At a meeting of the School Board in mid-June, two board members urged the administration to dissolve the school system’s relationship with the Richmond Police Department and eliminate the 13 SROs working in five high schools, four middle schools and at the Richmond Alternative School. The officers made 121 arrests during the last school year, primarily for assault, drug possession and weapons possession, officials said at the time.

During last week’s town hall, several students cited their belief that police officers, who are sworn to serve and protect, don’t do that in schools. Instead, they put students in detention and harass students in neighborhoods as they patrol after school, the students said.

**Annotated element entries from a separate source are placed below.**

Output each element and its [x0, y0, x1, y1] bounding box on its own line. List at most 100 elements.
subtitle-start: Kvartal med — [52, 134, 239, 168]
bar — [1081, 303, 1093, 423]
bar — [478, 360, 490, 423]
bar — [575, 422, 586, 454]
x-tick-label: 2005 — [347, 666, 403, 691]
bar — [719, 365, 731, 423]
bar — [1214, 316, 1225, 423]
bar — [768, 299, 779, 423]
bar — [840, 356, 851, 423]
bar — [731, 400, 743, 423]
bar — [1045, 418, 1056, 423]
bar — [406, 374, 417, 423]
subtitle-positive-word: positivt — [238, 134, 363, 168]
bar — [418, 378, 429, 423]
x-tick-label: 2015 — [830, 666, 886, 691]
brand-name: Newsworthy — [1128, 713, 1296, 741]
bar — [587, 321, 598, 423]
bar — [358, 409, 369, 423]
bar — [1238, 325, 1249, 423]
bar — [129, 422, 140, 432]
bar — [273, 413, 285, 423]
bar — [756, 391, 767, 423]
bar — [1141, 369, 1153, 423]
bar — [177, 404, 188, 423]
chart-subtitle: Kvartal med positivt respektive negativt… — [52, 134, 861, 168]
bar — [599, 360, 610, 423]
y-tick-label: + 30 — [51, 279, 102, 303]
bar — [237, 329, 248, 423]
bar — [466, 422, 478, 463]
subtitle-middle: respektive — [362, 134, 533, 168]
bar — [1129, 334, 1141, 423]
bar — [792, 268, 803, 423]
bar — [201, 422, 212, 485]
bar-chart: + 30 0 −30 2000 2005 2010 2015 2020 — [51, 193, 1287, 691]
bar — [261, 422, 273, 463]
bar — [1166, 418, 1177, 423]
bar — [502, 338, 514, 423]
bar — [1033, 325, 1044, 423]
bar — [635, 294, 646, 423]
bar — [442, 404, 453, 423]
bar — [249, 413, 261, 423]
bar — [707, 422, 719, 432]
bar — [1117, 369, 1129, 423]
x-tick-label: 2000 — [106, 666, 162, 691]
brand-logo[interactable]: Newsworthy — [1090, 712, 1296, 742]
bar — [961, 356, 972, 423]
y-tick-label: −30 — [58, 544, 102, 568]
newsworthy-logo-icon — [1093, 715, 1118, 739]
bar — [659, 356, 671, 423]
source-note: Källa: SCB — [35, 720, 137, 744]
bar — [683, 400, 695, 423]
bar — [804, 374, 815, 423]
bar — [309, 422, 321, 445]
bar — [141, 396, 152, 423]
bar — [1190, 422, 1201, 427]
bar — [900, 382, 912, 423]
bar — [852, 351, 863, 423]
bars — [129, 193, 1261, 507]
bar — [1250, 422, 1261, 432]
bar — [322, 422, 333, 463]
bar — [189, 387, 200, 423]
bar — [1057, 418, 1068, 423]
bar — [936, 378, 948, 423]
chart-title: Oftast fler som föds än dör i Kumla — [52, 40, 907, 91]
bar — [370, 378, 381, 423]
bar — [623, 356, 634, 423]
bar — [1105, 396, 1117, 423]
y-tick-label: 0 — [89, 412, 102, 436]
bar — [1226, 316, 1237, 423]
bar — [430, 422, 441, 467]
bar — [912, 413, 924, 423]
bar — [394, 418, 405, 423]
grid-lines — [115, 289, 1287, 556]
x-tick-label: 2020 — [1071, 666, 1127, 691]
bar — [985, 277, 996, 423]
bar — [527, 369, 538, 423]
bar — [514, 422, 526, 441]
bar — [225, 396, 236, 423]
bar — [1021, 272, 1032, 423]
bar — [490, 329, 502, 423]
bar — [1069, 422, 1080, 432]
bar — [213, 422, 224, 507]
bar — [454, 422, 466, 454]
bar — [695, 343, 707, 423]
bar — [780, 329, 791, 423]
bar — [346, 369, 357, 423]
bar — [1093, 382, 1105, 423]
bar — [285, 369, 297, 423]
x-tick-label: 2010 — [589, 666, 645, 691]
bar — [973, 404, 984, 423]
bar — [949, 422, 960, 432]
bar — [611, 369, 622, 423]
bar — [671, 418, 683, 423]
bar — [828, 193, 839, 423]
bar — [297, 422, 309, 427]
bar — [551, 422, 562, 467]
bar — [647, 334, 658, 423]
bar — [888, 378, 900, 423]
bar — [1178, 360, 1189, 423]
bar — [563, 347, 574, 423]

Jazz Miles, a student who led the Zoom event, pointed out that a crackdown on students should not be why resource officers are placed in schools.

“Officers are to protect (students) from threats from outside of schools because students inside schools are not the threat,” he said.

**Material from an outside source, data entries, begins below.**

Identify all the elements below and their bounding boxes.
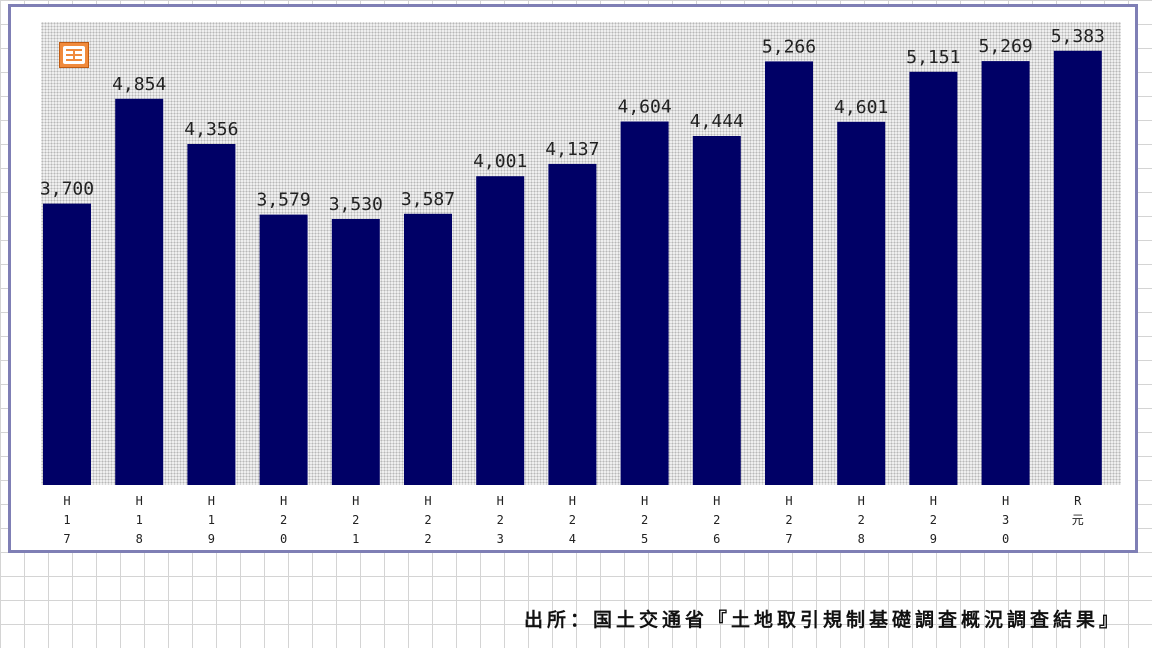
tick-label-H25-2: 5 bbox=[641, 532, 648, 546]
tick-label-H28-2: 8 bbox=[858, 532, 865, 546]
data-label-H30: 5,269 bbox=[979, 36, 1033, 57]
bar-chart: 3,700 H 1 7 4,854 H 1 8 4,356 H 1 9 3,579 H 2 0 3,530 H 2 1… bbox=[40, 26, 1105, 546]
tick-label-H23-0: H bbox=[497, 494, 504, 508]
bar-H22 bbox=[404, 213, 452, 486]
tick-label-H27-1: 2 bbox=[785, 513, 792, 527]
tick-label-R元-1: 元 bbox=[1072, 513, 1084, 527]
bar-H30 bbox=[981, 61, 1030, 485]
bar-H25 bbox=[620, 121, 669, 485]
tick-label-H25-1: 2 bbox=[641, 513, 648, 527]
tick-label-H22-0: H bbox=[424, 494, 431, 508]
bar-H27 bbox=[765, 61, 813, 486]
bar-H26 bbox=[692, 136, 741, 485]
data-label-H20: 3,579 bbox=[257, 190, 311, 211]
tick-label-H28-1: 2 bbox=[858, 513, 865, 527]
source-note: 出所：国土交通省『土地取引規制基礎調査概況調査結果』 bbox=[523, 609, 1122, 631]
data-label-H26: 4,444 bbox=[690, 111, 744, 132]
bar-H29 bbox=[909, 71, 958, 486]
tick-label-H23-1: 2 bbox=[497, 513, 504, 527]
tick-label-H19-1: 1 bbox=[208, 513, 215, 527]
tick-label-H17-2: 7 bbox=[63, 532, 70, 546]
data-label-H19: 4,356 bbox=[184, 119, 238, 140]
tick-label-H17-0: H bbox=[63, 494, 70, 508]
tick-label-H24-1: 2 bbox=[569, 513, 576, 527]
tick-label-H21-0: H bbox=[352, 494, 359, 508]
data-label-H24: 4,137 bbox=[545, 139, 599, 160]
data-label-H17: 3,700 bbox=[40, 179, 94, 200]
tick-label-H29-1: 2 bbox=[930, 513, 937, 527]
tick-label-H21-2: 1 bbox=[352, 532, 359, 546]
data-label-H27: 5,266 bbox=[762, 36, 816, 57]
data-label-H18: 4,854 bbox=[112, 74, 166, 95]
tick-label-H25-0: H bbox=[641, 494, 648, 508]
tick-label-H22-1: 2 bbox=[424, 513, 431, 527]
data-label-R元: 5,383 bbox=[1051, 26, 1105, 47]
data-label-H29: 5,151 bbox=[906, 47, 960, 68]
data-label-H22: 3,587 bbox=[401, 189, 455, 210]
chart-frame: 3,700 H 1 7 4,854 H 1 8 4,356 H 1 9 3,579 H 2 0 3,530 H 2 1… bbox=[8, 4, 1138, 553]
tick-label-H18-2: 8 bbox=[136, 532, 143, 546]
data-label-H23: 4,001 bbox=[473, 151, 527, 172]
tick-label-H27-2: 7 bbox=[785, 532, 792, 546]
data-label-H28: 4,601 bbox=[834, 97, 888, 118]
tick-label-H26-1: 2 bbox=[713, 513, 720, 527]
tick-label-H24-2: 4 bbox=[569, 532, 576, 546]
tick-label-H24-0: H bbox=[569, 494, 576, 508]
tick-label-H29-0: H bbox=[930, 494, 937, 508]
tick-label-H26-2: 6 bbox=[713, 532, 720, 546]
tick-label-H17-1: 1 bbox=[63, 513, 70, 527]
tick-label-H29-2: 9 bbox=[930, 532, 937, 546]
bar-R元 bbox=[1053, 50, 1102, 486]
tick-label-H28-0: H bbox=[858, 494, 865, 508]
bar-H19 bbox=[187, 144, 236, 485]
tick-label-H27-0: H bbox=[785, 494, 792, 508]
tick-label-H26-0: H bbox=[713, 494, 720, 508]
tick-label-H20-1: 2 bbox=[280, 513, 287, 527]
tick-label-H30-0: H bbox=[1002, 494, 1009, 508]
tick-label-H19-0: H bbox=[208, 494, 215, 508]
data-label-H25: 4,604 bbox=[618, 97, 672, 118]
tick-label-H18-0: H bbox=[136, 494, 143, 508]
bar-H23 bbox=[476, 176, 525, 485]
tick-label-H19-2: 9 bbox=[208, 532, 215, 546]
tick-label-H18-1: 1 bbox=[136, 513, 143, 527]
bar-H21 bbox=[331, 219, 380, 485]
tick-label-H23-2: 3 bbox=[497, 532, 504, 546]
bar-H24 bbox=[548, 163, 597, 485]
bar-H17 bbox=[43, 203, 91, 485]
data-label-H21: 3,530 bbox=[329, 194, 383, 215]
new-icon bbox=[59, 42, 89, 68]
tick-label-H21-1: 2 bbox=[352, 513, 359, 527]
tick-label-H20-0: H bbox=[280, 494, 287, 508]
tick-label-H30-2: 0 bbox=[1002, 532, 1009, 546]
tick-label-H22-2: 2 bbox=[424, 532, 431, 546]
bar-H18 bbox=[115, 98, 164, 486]
tick-label-H20-2: 0 bbox=[280, 532, 287, 546]
tick-label-H30-1: 3 bbox=[1002, 513, 1009, 527]
tick-label-R元-0: R bbox=[1074, 494, 1082, 508]
bar-H20 bbox=[259, 214, 308, 485]
bar-H28 bbox=[837, 121, 886, 486]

Mr. Kamras pointed out in his newsletter that one participant noted that Black and brown students feel like they are “seen as criminals before students.”

“I was so moved that I felt compelled — in the words of one of the participants — ‘to do more than talk — to take action,’ ” Mr. Kamras said.

Already, Mr. Kamras is getting pushback from the Virginia Association of Chiefs of Police and Richmond

United for Law Enforcement who cautioned against taking police out of schools.

“The absence of SROs dramatically reduces response time to school incidents and eliminates the ability of students to interact positively with police officers,” the police chiefs as- sociation said in a statement.

Also during the town hall, students offered a range of ideas to make schools safer, as well as their definition of what safety is. Safe schools, they said, have clean water, good food and adequately funded teachers.

“This creates a better idea of safety, which is real and not just an illusion,” student Claire Hedberg said during the virtual meeting.